After further compilation and analysis of joint defense information, it was discovered that recent hackers have impersonated the National Institute of Cyber Security to launch targeted social engineering email attacks Taiwanese academic institutions. In the name of “Cyber Security Attack Warning”, the emails urge recipients to run ransomware detection tools in response to ransomware attack activities. However, the actual intent is to deceive recipients into downloading and executing malicious attachments. Relevant intelligence has provided government agencies with recommendations on joint defense and monitoring.

Figure 1 Statistics of cybersecurity monitoring intelligence in joint defense

In-process reporting and responding

The number of cyber security incident reports totaled 47 this month (an increase of 7 from the previous month), which is 0.61 times the number from the same period last year. This month, some agencies were under the attack of blocking services, resulting in a slowdown or interruption of website services, which accounted for 12.77% of the total number of reports. The statistics of cyber security incident reports in the past year are as shown in Figure 2.

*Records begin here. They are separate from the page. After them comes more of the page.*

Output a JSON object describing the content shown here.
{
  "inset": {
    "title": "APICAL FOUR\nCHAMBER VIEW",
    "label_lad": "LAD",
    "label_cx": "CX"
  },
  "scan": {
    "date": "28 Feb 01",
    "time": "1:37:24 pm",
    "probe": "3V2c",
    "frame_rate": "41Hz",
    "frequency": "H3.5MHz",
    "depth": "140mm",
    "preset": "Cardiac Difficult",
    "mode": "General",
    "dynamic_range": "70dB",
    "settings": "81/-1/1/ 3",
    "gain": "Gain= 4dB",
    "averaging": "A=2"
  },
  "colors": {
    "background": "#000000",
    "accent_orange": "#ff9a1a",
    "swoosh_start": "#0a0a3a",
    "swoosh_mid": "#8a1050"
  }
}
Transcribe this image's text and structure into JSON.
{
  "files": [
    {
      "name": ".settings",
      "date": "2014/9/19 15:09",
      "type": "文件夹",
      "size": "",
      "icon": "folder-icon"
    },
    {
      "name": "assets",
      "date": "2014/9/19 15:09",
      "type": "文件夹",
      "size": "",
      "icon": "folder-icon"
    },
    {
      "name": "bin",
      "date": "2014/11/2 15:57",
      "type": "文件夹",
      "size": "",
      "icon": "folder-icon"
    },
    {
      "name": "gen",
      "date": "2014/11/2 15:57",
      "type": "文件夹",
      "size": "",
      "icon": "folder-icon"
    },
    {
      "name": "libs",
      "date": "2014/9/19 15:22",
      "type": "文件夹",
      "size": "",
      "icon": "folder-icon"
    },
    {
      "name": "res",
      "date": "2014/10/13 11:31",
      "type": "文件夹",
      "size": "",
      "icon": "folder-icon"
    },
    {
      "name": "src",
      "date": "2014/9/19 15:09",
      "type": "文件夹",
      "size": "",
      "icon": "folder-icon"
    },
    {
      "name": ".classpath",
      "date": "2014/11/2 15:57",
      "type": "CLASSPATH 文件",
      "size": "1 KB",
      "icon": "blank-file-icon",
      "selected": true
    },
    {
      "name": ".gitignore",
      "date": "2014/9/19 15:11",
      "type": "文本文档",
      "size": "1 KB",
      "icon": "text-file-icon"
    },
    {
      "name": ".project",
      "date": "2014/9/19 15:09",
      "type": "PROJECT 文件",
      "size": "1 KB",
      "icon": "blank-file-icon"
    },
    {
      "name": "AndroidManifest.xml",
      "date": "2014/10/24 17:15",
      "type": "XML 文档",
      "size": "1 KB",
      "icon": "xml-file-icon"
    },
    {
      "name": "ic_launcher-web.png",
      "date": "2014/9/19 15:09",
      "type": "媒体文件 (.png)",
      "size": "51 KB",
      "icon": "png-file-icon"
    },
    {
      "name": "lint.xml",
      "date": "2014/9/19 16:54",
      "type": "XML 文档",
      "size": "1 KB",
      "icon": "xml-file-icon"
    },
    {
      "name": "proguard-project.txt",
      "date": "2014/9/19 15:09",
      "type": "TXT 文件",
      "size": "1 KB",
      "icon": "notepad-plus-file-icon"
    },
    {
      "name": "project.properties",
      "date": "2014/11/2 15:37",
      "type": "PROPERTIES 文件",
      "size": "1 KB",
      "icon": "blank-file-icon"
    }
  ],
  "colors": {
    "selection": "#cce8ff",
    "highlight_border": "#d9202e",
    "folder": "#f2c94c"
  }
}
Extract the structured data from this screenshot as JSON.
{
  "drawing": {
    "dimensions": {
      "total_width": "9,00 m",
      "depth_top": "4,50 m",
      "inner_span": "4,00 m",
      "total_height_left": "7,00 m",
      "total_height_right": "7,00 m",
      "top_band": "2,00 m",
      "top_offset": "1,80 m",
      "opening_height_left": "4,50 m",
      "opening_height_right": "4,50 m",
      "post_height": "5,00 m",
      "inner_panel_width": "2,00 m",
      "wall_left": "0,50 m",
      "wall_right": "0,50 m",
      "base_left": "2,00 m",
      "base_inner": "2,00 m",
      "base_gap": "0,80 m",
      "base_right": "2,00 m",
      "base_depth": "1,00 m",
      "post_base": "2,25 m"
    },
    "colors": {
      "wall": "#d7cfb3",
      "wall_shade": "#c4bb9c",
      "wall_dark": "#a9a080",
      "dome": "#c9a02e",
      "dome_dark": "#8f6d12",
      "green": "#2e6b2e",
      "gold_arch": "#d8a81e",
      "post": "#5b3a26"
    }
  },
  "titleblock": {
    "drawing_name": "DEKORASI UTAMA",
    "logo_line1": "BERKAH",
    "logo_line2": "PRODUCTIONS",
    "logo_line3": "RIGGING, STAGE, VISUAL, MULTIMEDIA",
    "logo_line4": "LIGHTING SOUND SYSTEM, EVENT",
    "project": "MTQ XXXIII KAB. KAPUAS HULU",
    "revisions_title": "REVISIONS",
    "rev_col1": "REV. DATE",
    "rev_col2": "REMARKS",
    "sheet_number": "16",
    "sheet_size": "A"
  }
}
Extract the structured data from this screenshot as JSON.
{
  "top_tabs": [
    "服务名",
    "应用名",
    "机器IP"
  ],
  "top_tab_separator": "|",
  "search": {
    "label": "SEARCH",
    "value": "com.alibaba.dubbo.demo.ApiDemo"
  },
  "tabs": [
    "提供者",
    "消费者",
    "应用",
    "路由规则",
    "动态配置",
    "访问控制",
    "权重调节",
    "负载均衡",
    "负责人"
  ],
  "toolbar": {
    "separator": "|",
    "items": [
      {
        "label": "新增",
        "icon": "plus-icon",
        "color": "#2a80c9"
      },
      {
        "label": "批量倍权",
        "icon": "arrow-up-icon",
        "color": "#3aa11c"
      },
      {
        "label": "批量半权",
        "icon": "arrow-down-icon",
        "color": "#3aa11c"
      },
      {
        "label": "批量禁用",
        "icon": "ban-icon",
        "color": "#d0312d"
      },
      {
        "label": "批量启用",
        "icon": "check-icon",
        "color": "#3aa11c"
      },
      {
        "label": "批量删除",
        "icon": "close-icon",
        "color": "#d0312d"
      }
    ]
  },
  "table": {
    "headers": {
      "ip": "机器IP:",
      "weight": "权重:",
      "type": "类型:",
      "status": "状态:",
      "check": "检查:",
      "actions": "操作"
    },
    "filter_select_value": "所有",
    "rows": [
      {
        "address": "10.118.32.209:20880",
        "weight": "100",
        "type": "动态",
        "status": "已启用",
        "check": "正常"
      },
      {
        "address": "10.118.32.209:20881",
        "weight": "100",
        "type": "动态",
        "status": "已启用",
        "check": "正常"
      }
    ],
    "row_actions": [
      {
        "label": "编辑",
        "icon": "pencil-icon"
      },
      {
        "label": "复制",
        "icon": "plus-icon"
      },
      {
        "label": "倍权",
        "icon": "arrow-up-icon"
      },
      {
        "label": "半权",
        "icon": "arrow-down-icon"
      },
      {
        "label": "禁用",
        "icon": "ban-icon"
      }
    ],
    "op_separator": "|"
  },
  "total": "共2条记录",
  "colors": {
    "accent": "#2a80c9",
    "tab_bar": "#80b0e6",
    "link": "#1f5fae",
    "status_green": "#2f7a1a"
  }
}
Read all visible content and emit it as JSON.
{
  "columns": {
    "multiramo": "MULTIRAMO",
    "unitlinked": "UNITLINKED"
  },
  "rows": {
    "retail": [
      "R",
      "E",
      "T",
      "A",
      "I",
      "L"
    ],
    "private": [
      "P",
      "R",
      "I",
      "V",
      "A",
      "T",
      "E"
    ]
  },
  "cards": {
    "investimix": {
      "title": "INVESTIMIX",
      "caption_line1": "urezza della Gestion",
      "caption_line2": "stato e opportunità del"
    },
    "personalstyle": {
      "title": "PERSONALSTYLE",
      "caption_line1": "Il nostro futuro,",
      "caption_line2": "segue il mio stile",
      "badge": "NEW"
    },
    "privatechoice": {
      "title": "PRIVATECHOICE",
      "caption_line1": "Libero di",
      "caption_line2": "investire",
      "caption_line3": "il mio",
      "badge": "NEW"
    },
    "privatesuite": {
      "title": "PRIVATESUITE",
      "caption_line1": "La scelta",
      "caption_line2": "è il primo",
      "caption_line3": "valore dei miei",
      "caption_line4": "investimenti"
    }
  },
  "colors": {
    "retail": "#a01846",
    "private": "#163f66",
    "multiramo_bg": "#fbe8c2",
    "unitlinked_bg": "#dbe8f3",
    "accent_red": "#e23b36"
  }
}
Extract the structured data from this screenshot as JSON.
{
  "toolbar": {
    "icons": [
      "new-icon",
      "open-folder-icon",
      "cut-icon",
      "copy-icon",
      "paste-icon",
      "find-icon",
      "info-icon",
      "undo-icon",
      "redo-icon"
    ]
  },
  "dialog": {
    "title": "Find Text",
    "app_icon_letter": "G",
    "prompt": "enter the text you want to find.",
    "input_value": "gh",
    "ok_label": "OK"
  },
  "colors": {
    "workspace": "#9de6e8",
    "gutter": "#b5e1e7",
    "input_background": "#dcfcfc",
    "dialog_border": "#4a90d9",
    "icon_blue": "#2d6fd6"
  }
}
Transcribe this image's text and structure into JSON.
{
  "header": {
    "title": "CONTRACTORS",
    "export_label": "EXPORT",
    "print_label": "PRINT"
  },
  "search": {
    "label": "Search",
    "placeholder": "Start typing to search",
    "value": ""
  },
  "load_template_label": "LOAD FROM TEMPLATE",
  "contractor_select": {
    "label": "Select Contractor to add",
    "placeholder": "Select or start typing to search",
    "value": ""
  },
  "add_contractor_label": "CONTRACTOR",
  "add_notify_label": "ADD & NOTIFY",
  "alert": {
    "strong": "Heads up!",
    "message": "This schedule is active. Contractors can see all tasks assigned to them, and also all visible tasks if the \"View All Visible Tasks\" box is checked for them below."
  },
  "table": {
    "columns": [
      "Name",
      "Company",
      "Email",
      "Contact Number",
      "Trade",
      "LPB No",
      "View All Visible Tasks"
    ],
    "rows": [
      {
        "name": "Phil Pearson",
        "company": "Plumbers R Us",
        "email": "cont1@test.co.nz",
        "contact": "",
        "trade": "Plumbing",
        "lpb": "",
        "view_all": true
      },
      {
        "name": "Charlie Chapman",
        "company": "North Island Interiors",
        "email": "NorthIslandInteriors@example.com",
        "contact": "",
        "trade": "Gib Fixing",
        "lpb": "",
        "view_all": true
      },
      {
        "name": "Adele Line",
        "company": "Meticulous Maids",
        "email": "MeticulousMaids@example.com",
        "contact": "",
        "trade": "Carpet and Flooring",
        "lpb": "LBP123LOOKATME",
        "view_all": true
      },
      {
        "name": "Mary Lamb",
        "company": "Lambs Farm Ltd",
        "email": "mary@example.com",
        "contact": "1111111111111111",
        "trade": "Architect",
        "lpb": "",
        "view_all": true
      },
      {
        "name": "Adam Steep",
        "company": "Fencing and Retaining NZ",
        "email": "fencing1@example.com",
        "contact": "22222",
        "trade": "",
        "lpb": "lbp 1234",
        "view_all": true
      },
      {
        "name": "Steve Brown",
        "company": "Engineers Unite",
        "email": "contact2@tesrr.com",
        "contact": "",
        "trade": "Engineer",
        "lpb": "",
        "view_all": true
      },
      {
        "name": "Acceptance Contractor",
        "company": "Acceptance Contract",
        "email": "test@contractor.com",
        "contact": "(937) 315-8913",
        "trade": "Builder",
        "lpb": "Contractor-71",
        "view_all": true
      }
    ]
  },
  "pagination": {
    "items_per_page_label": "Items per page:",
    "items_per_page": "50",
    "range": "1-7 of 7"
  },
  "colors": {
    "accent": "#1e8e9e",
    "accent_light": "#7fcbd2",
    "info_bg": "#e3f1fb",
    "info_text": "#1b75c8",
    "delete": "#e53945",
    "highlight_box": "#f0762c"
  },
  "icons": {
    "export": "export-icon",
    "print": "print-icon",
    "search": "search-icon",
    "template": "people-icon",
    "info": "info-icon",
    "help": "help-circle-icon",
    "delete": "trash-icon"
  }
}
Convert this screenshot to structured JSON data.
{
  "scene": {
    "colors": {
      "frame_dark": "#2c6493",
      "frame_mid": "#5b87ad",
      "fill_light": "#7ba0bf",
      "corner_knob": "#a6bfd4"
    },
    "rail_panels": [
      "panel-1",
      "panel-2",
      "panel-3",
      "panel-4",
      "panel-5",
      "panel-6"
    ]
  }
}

Figure 2 Number of cybersecurity incident reports

Post information sharing

This month, during an event organized by a certain agency, the event brochure was placed in Google Cloud for the public to download. However, the contracted vendor also uploaded registration information containing personal data to the same cloud space. The access permissions were not properly configured, allowing unauthorized users to access the relevant data, resulting in a personal data leakage incident. After the incident, the agency immediately removed the registrant data from the cloud space and notified the affected individuals in accordance with the relevant provisions of the "Personal Data Protection Act" to reduce potential impact and risk.

【Additional Reference】

When government agencies organize short-term activities, they use cloud space for document sharing and registration data management to improve operational efficiency and convenience. However, if access permissions are not properly controlled, it may lead to the leakage of sensitive data. It is recommended that agencies refer to the relevant provisions in the "Personal Data Protection Act" and the "Cybersecurity Reference Guidelines for Cloud Services Used by Government Agencies" to ensure that when using cloud space to store data, public documents and files containing personal data are stored in different cloud directories or separate storage spaces. Additionally, appropriate access permissions should be set up to protect against unauthorized third-party access or downloads.

In addition, when entrusting activities to vendors, personal data protection responsibilities should be clearly stated in the contract, including data storage methods, access restrictions, retention periods, and deletion mechanisms etc. Personal data should be removed or archived immediately after the event, and personal data should not be stored in cloud storage to reduce the risk of personal data leakage.